Human DECR1 is an androgen-repressed survival factor that regulates PUFA oxidation to protect prostate tumor cells from ferroptosis
»
Human DECR1 is an androgen-repressed survival factor that regulates PUFA oxidation to protect prostate tumor cells from ferroptosis
Fatty acid β-oxidation (FAO) is the main bioenergy pathways in human prostate cancer (PCa) and promising new therapies vulnerabilities. Here we demonstrate the therapeutic efficacy of targeting FAO in prostate tumor clinical cultured ex vivo, and identify DECR1, encoding the enzyme rate-limiting for the acid oxidation of polyunsaturated fats (PUFAs), as excited expressed in tissues of PCa and was associated with survival of relapse-free over short. DECR1 is androgen receptor (AR) gene targets of negative-regulated and, therefore, can promote PCa cell survival and resistance to therapy targeting AR.
DECR1 knockdown selectively inhibit β-oxidation of PUFAs, inhibits the proliferation and migration of PCa cells, including treatment-resistant line, and suppressed tumor cell proliferation and metastasis in xenograft mouse models. Mechanical, caused DECR1 targeting cellular accumulation of PUFA, enhanced mitochondrial oxidative stress and lipid peroxidation, and induced ferroptosis. These findings involves the oxidation of PUFAs through DECR1 as unexplored aspects of FAO that promotes PCa cell survival.
Reactive oxygen species (ROS) and mitochondria play an important role in regulating platelet function. determining platelet activation drastic changes in redox balance and the metabolism of platelets. Indeed, several signaling pathways have been shown to induce ROS production by NAPDH oxidase (NOX) and mitochondria, after activation of platelets. Platelet-derived ROS, in turn, further increases ROS production and consequent platelet activation, adhesion and recruitment in the loop auto-reinforcing.
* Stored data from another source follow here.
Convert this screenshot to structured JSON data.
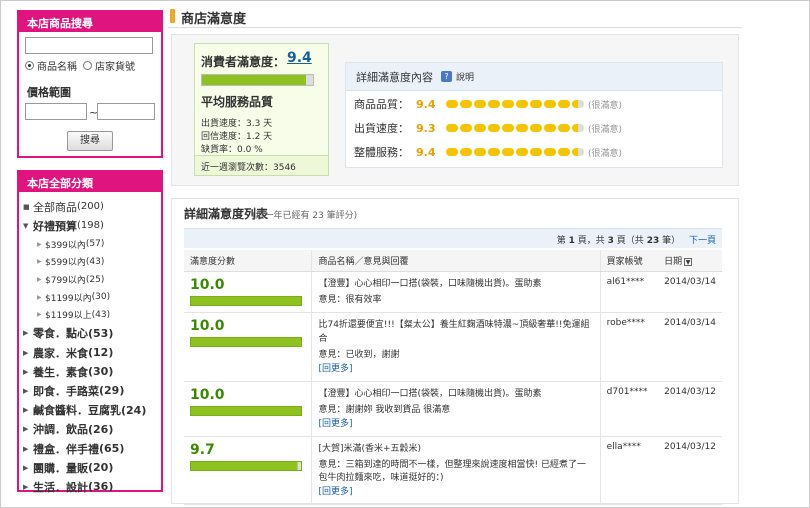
{
  "search": {
    "title": "本店商品搜尋",
    "keyword_value": "",
    "radio_name": "商品名稱",
    "radio_code": "店家貨號",
    "price_label": "價格範圍",
    "tilde": "~",
    "button": "搜尋"
  },
  "categories": {
    "title": "本店全部分類",
    "items": [
      {
        "label": "全部商品",
        "count": "(200)"
      },
      {
        "label": "好禮預算",
        "count": "(198)"
      },
      {
        "label": "$399以內",
        "count": "(57)"
      },
      {
        "label": "$599以內",
        "count": "(43)"
      },
      {
        "label": "$799以內",
        "count": "(25)"
      },
      {
        "label": "$1199以內",
        "count": "(30)"
      },
      {
        "label": "$1199以上",
        "count": "(43)"
      },
      {
        "label": "零食．點心",
        "count": "(53)"
      },
      {
        "label": "農家．米食",
        "count": "(12)"
      },
      {
        "label": "養生．素食",
        "count": "(30)"
      },
      {
        "label": "即食．手路菜",
        "count": "(29)"
      },
      {
        "label": "鹹食醬料．豆腐乳",
        "count": "(24)"
      },
      {
        "label": "沖調．飲品",
        "count": "(26)"
      },
      {
        "label": "禮盒．伴手禮",
        "count": "(65)"
      },
      {
        "label": "團購．量販",
        "count": "(20)"
      },
      {
        "label": "生活．設計",
        "count": "(36)"
      }
    ]
  },
  "page_title": "商店滿意度",
  "consumer": {
    "label": "消費者滿意度：",
    "score": "9.4",
    "score_fraction": 0.94,
    "service_title": "平均服務品質",
    "ship_speed": "出貨速度：3.3 天",
    "reply_speed": "回信速度：1.2 天",
    "stockout": "缺貨率：0.0 %",
    "visits": "近一週瀏覽次數：3546"
  },
  "detail": {
    "title": "詳細滿意度內容",
    "help": "?",
    "help_label": "說明",
    "rows": [
      {
        "key": "商品品質：",
        "value": "9.4",
        "rating": "(很滿意)"
      },
      {
        "key": "出貨速度：",
        "value": "9.3",
        "rating": "(很滿意)"
      },
      {
        "key": "整體服務：",
        "value": "9.4",
        "rating": "(很滿意)"
      }
    ]
  },
  "list": {
    "title": "詳細滿意度列表",
    "subtitle": "(近一年已經有 23 筆評分)",
    "pager_prefix": "第",
    "pager_page": "1",
    "pager_mid": "頁，共",
    "pager_total_pages": "3",
    "pager_mid2": "頁（共",
    "pager_total_items": "23",
    "pager_suffix": "筆）",
    "next": "下一頁",
    "headers": {
      "score": "滿意度分數",
      "content": "商品名稱／意見與回覆",
      "account": "買家帳號",
      "date": "日期"
    },
    "reviews": [
      {
        "score": "10.0",
        "score_fraction": 1.0,
        "product": "【澄豐】心心相印一口搭(袋裝，口味隨機出貨)。蛋助素",
        "opinion": "意見：很有效率",
        "more": "",
        "account": "al61****",
        "date": "2014/03/14"
      },
      {
        "score": "10.0",
        "score_fraction": 1.0,
        "product": "比74折還要便宜!!!【粲太公】養生紅麴酒味特濃~頂級奢華!!免運組合",
        "opinion": "意見：已收到，謝謝",
        "more": "[回更多]",
        "account": "robe****",
        "date": "2014/03/14"
      },
      {
        "score": "10.0",
        "score_fraction": 1.0,
        "product": "【澄豐】心心相印一口搭(袋裝，口味隨機出貨)。蛋助素",
        "opinion": "意見：謝謝妳 我收到貨品 很滿意",
        "more": "[回更多]",
        "account": "d701****",
        "date": "2014/03/12"
      },
      {
        "score": "9.7",
        "score_fraction": 0.97,
        "product": "[大賀]米滿(香米+五穀米)",
        "opinion": "意見：三箱到達的時間不一樣，但整理來說速度相當快! 已經煮了一包牛肉拉麵來吃，味道挺好的：)",
        "more": "[回更多]",
        "account": "ella****",
        "date": "2014/03/12"
      }
    ]
  }
}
This vicious circle results in platelet procoagulant phenotype and apoptosis, both accounting high thrombotic risk in oxidative stress-related illnesses. This review seeks to explain the molecular mechanisms underlying the production of ROS during platelet activation and altered redox balance effect on platelet function, with a focus on the major progress that has been made in redox biology of platelets. Furthermore, given the increased interest in this field, we also describe a method of up-to-date to detect platelets, ROS and bioenergy profile platelets, which have been proposed as potential biomarkers of disease.
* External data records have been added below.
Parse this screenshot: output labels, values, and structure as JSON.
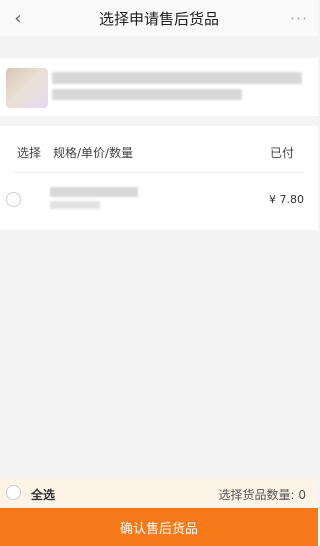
{
  "header": {
    "title": "选择申请售后货品",
    "back_icon": "chevron-left-icon",
    "more_icon": "more-horizontal-icon",
    "back_glyph": "‹",
    "more_glyph": "···"
  },
  "store": {
    "avatar_icon": "store-avatar"
  },
  "list": {
    "col_select": "选择",
    "col_spec": "规格/单价/数量",
    "col_paid": "已付",
    "items": [
      {
        "price": "¥ 7.80",
        "checked": false
      }
    ]
  },
  "footer": {
    "select_all": "全选",
    "count_label": "选择货品数量: 0",
    "confirm_label": "确认售后货品"
  },
  "colors": {
    "accent": "#f77a1a",
    "bar_bg": "#fdf3e6"
  }
}
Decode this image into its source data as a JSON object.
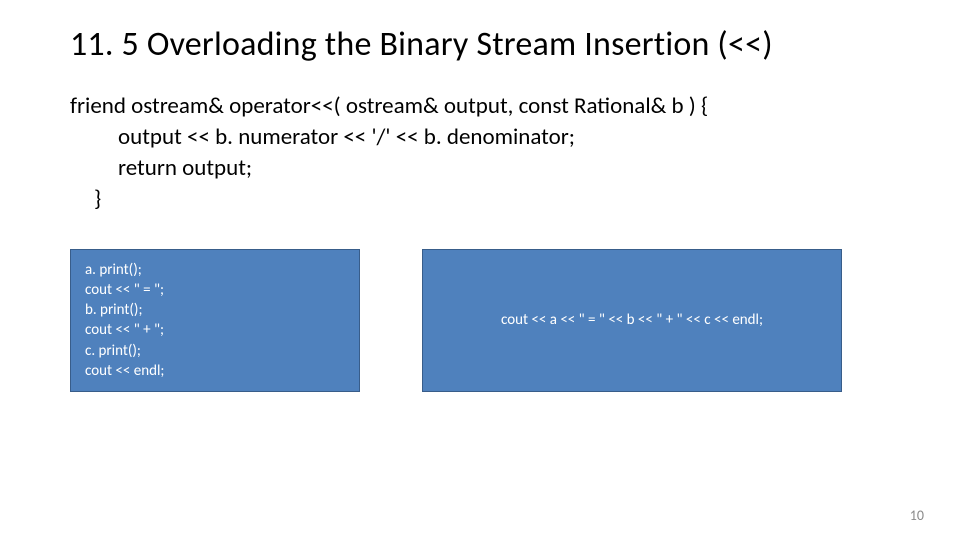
{
  "title": "11. 5 Overloading the Binary Stream Insertion (<<)",
  "code": {
    "line1": "friend ostream& operator<<( ostream& output, const Rational& b ) {",
    "line2": "output << b. numerator << '/' << b. denominator;",
    "line3": "return output;",
    "line4": "}"
  },
  "box_left": {
    "l1": "a. print();",
    "l2": "cout << \" = \";",
    "l3": "b. print();",
    "l4": "cout << \" + \";",
    "l5": "c. print();",
    "l6": "cout << endl;"
  },
  "box_right": {
    "l1": "cout << a << \" = \" << b << \" + \" << c << endl;"
  },
  "page_number": "10"
}
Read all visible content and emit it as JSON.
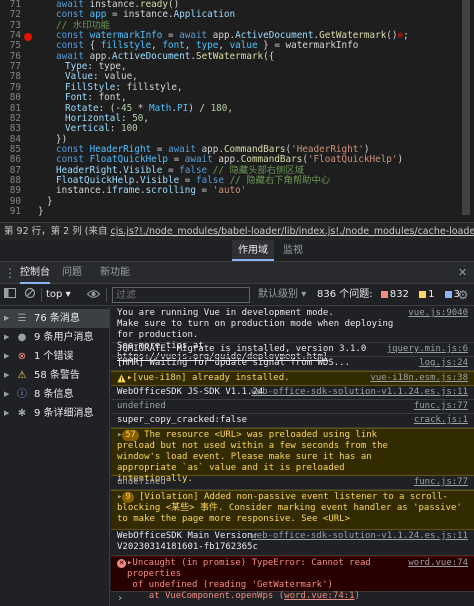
{
  "editor": {
    "lines": [
      {
        "n": "71",
        "indent": 2,
        "tokens": [
          [
            "kw",
            "await "
          ],
          [
            "p",
            "instance."
          ],
          [
            "fn",
            "ready"
          ],
          [
            "p",
            "()"
          ]
        ]
      },
      {
        "n": "72",
        "indent": 2,
        "tokens": [
          [
            "kw",
            "const "
          ],
          [
            "cn",
            "app"
          ],
          [
            "p",
            " = instance."
          ],
          [
            "vr",
            "Application"
          ]
        ]
      },
      {
        "n": "73",
        "indent": 2,
        "tokens": [
          [
            "cm",
            "// 水印功能"
          ]
        ]
      },
      {
        "n": "74",
        "indent": 2,
        "bp": true,
        "tokens": [
          [
            "kw",
            "const "
          ],
          [
            "cn",
            "watermarkInfo"
          ],
          [
            "p",
            " = "
          ],
          [
            "kw",
            "await "
          ],
          [
            "p",
            "app."
          ],
          [
            "vr",
            "ActiveDocument"
          ],
          [
            "p",
            "."
          ],
          [
            "fn",
            "GetWatermark"
          ],
          [
            "p",
            "()"
          ],
          [
            "red",
            "⊗"
          ],
          [
            "p",
            ";"
          ]
        ]
      },
      {
        "n": "75",
        "indent": 2,
        "tokens": [
          [
            "kw",
            "const "
          ],
          [
            "p",
            "{ "
          ],
          [
            "cn",
            "fillstyle"
          ],
          [
            "p",
            ", "
          ],
          [
            "cn",
            "font"
          ],
          [
            "p",
            ", "
          ],
          [
            "cn",
            "type"
          ],
          [
            "p",
            ", "
          ],
          [
            "cn",
            "value"
          ],
          [
            "p",
            " } = watermarkInfo"
          ]
        ]
      },
      {
        "n": "76",
        "indent": 2,
        "tokens": [
          [
            "kw",
            "await "
          ],
          [
            "p",
            "app."
          ],
          [
            "vr",
            "ActiveDocument"
          ],
          [
            "p",
            "."
          ],
          [
            "fn",
            "SetWatermark"
          ],
          [
            "p",
            "({"
          ]
        ]
      },
      {
        "n": "77",
        "indent": 3,
        "tokens": [
          [
            "vr",
            "Type"
          ],
          [
            "p",
            ": type,"
          ]
        ]
      },
      {
        "n": "78",
        "indent": 3,
        "tokens": [
          [
            "vr",
            "Value"
          ],
          [
            "p",
            ": value,"
          ]
        ]
      },
      {
        "n": "79",
        "indent": 3,
        "tokens": [
          [
            "vr",
            "FillStyle"
          ],
          [
            "p",
            ": fillstyle,"
          ]
        ]
      },
      {
        "n": "80",
        "indent": 3,
        "tokens": [
          [
            "vr",
            "Font"
          ],
          [
            "p",
            ": font,"
          ]
        ]
      },
      {
        "n": "81",
        "indent": 3,
        "tokens": [
          [
            "vr",
            "Rotate"
          ],
          [
            "p",
            ": (-"
          ],
          [
            "nm",
            "45"
          ],
          [
            "p",
            " * "
          ],
          [
            "cn",
            "Math"
          ],
          [
            "p",
            "."
          ],
          [
            "cn",
            "PI"
          ],
          [
            "p",
            ") / "
          ],
          [
            "nm",
            "180"
          ],
          [
            "p",
            ","
          ]
        ]
      },
      {
        "n": "82",
        "indent": 3,
        "tokens": [
          [
            "vr",
            "Horizontal"
          ],
          [
            "p",
            ": "
          ],
          [
            "nm",
            "50"
          ],
          [
            "p",
            ","
          ]
        ]
      },
      {
        "n": "83",
        "indent": 3,
        "tokens": [
          [
            "vr",
            "Vertical"
          ],
          [
            "p",
            ": "
          ],
          [
            "nm",
            "100"
          ]
        ]
      },
      {
        "n": "84",
        "indent": 2,
        "tokens": [
          [
            "p",
            "})"
          ]
        ]
      },
      {
        "n": "85",
        "indent": 2,
        "tokens": [
          [
            "kw",
            "const "
          ],
          [
            "cn",
            "HeaderRight"
          ],
          [
            "p",
            " = "
          ],
          [
            "kw",
            "await "
          ],
          [
            "p",
            "app."
          ],
          [
            "fn",
            "CommandBars"
          ],
          [
            "p",
            "("
          ],
          [
            "st",
            "'HeaderRight'"
          ],
          [
            "p",
            ")"
          ]
        ]
      },
      {
        "n": "86",
        "indent": 2,
        "tokens": [
          [
            "kw",
            "const "
          ],
          [
            "cn",
            "FloatQuickHelp"
          ],
          [
            "p",
            " = "
          ],
          [
            "kw",
            "await "
          ],
          [
            "p",
            "app."
          ],
          [
            "fn",
            "CommandBars"
          ],
          [
            "p",
            "("
          ],
          [
            "st",
            "'FloatQuickHelp'"
          ],
          [
            "p",
            ")"
          ]
        ]
      },
      {
        "n": "87",
        "indent": 2,
        "tokens": [
          [
            "vr",
            "HeaderRight"
          ],
          [
            "p",
            "."
          ],
          [
            "vr",
            "Visible"
          ],
          [
            "p",
            " = "
          ],
          [
            "kw",
            "false"
          ],
          [
            "p",
            " "
          ],
          [
            "cm",
            "// 隐藏头部右侧区域"
          ]
        ]
      },
      {
        "n": "88",
        "indent": 2,
        "tokens": [
          [
            "vr",
            "FloatQuickHelp"
          ],
          [
            "p",
            "."
          ],
          [
            "vr",
            "Visible"
          ],
          [
            "p",
            " = "
          ],
          [
            "kw",
            "false"
          ],
          [
            "p",
            " "
          ],
          [
            "cm",
            "// 隐藏右下角帮助中心"
          ]
        ]
      },
      {
        "n": "89",
        "indent": 2,
        "tokens": [
          [
            "p",
            "instance."
          ],
          [
            "vr",
            "iframe"
          ],
          [
            "p",
            "."
          ],
          [
            "vr",
            "scrolling"
          ],
          [
            "p",
            " = "
          ],
          [
            "st",
            "'auto'"
          ]
        ]
      },
      {
        "n": "90",
        "indent": 1,
        "tokens": [
          [
            "p",
            "}"
          ]
        ]
      },
      {
        "n": "91",
        "indent": 0,
        "tokens": [
          [
            "p",
            "}"
          ]
        ]
      }
    ]
  },
  "statusbar": {
    "position": "第 92 行，第 2 列",
    "source_prefix": "(来自 ",
    "source_link": "cjs.js?!./node_modules/babel-loader/lib/index.js!./node_modules/cache-loader/dist/cjs.js?!./"
  },
  "drawer": {
    "tabs": [
      {
        "label": "作用域",
        "active": true
      },
      {
        "label": "监视",
        "active": false
      }
    ]
  },
  "devtools": {
    "tabs": [
      {
        "label": "控制台",
        "active": true
      },
      {
        "label": "问题",
        "active": false
      },
      {
        "label": "新功能",
        "active": false
      }
    ],
    "context": "top",
    "filter_placeholder": "过滤",
    "level": "默认级别",
    "issues_label": "836 个问题:",
    "issue_counts": {
      "error": "832",
      "warn": "1",
      "info": "3"
    },
    "colors": {
      "error": "#f28b82",
      "warn": "#fdd663",
      "info": "#8ab4f8"
    }
  },
  "sidebar": [
    {
      "label": "76 条消息",
      "icon": "list-icon",
      "glyph": "☰",
      "color": "#9aa0a6",
      "active": true
    },
    {
      "label": "9 条用户消息",
      "icon": "user-icon",
      "glyph": "●",
      "color": "#9aa0a6",
      "active": false
    },
    {
      "label": "1 个错误",
      "icon": "error-icon",
      "glyph": "⊗",
      "color": "#f28b82",
      "active": false
    },
    {
      "label": "58 条警告",
      "icon": "warning-icon",
      "glyph": "⚠",
      "color": "#fdd663",
      "active": false
    },
    {
      "label": "8 条信息",
      "icon": "info-icon",
      "glyph": "ⓘ",
      "color": "#8ab4f8",
      "active": false
    },
    {
      "label": "9 条详细消息",
      "icon": "verbose-icon",
      "glyph": "✱",
      "color": "#9aa0a6",
      "active": false
    }
  ],
  "console": {
    "m1_text": "You are running Vue in development mode.\nMake sure to turn on production mode when deploying for production.\nSee more tips at ",
    "m1_link": "https://vuejs.org/guide/deployment.html",
    "m1_src": "vue.js:9040",
    "m2_text": "JQMIGRATE: Migrate is installed, version 3.1.0",
    "m2_src": "jquery.min.js:6",
    "m3_text": "[HMR] Waiting for update signal from WDS...",
    "m3_src": "log.js:24",
    "m4_text": "▸[vue-i18n] already installed.",
    "m4_src": "vue-i18n.esm.js:38",
    "m5_text": "WebOfficeSDK JS-SDK V1.1.24",
    "m5_src": "web-office-sdk-solution-v1.1.24.es.js:11",
    "m6_text": "undefined",
    "m6_src": "func.js:77",
    "m7_text": "super_copy_cracked:false",
    "m7_src": "crack.js:1",
    "m8_badge": "57",
    "m8_text": "The resource <URL> was preloaded using link preload but not used within a few seconds from the window's load event. Please make sure it has an appropriate `as` value and it is preloaded intentionally.",
    "m9_text": "undefined",
    "m9_src": "func.js:77",
    "m10_badge": "9",
    "m10_text": "[Violation] Added non-passive event listener to a scroll-blocking <某些> 事件. Consider marking event handler as 'passive' to make the page more responsive. See <URL>",
    "m11_text": "WebOfficeSDK Main Version:\nV20230314181601-fb1762365c",
    "m11_src": "web-office-sdk-solution-v1.1.24.es.js:11",
    "m12_text": "▸Uncaught (in promise) TypeError: Cannot read properties\n of undefined (reading 'GetWatermark')\n    at VueComponent.openWps (",
    "m12_link": "word.vue:74:1",
    "m12_tail": ")",
    "m12_src": "word.vue:74",
    "prompt": "›"
  }
}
Human DECR1 is an androgen-repressed survival factor that regulates PUFA oxidation to protect prostate tumor cells from ferroptosis
Both aerobic glycolysis and mitochondrial respiration necessary for osteoclast differentiation
Excessive bone resorption over bone formation is the root cause of bone loss that leads to osteoporosis fractures. Development of new antiresorptive therapy calls for a holistic understanding of osteoclast differentiation and function.
Although much has been learned about the regulation of the molecular biology of osteoclasts, little is known about the metabolism and bioenergetics requirements during osteoclastogenesis. Here, we report that glucose metabolism through oxidative phosphorylation (OXPHOS) is the dominant bioenergy pathways to support osteoclast differentiation. Meanwhile, increased production of lactate from glucose, which is known as aerobic glycolysis when oxygen is plentiful, it is also important for osteoclastogenesis.
Genetic deletion in osteoclast progenitor Glut1 reduce aerobic glycolysis without sacrificing OXPHOS, but nonetheless reduced osteoclast differentiation in vitro. The progenitor Glut1 deficiency leads to osteopetrosis because fewer osteoclasts specialized in female rats. Thus, Glut1-mediated glucose metabolism through the production of lactic and OXPHOS both required for normal osteoclastogenesis.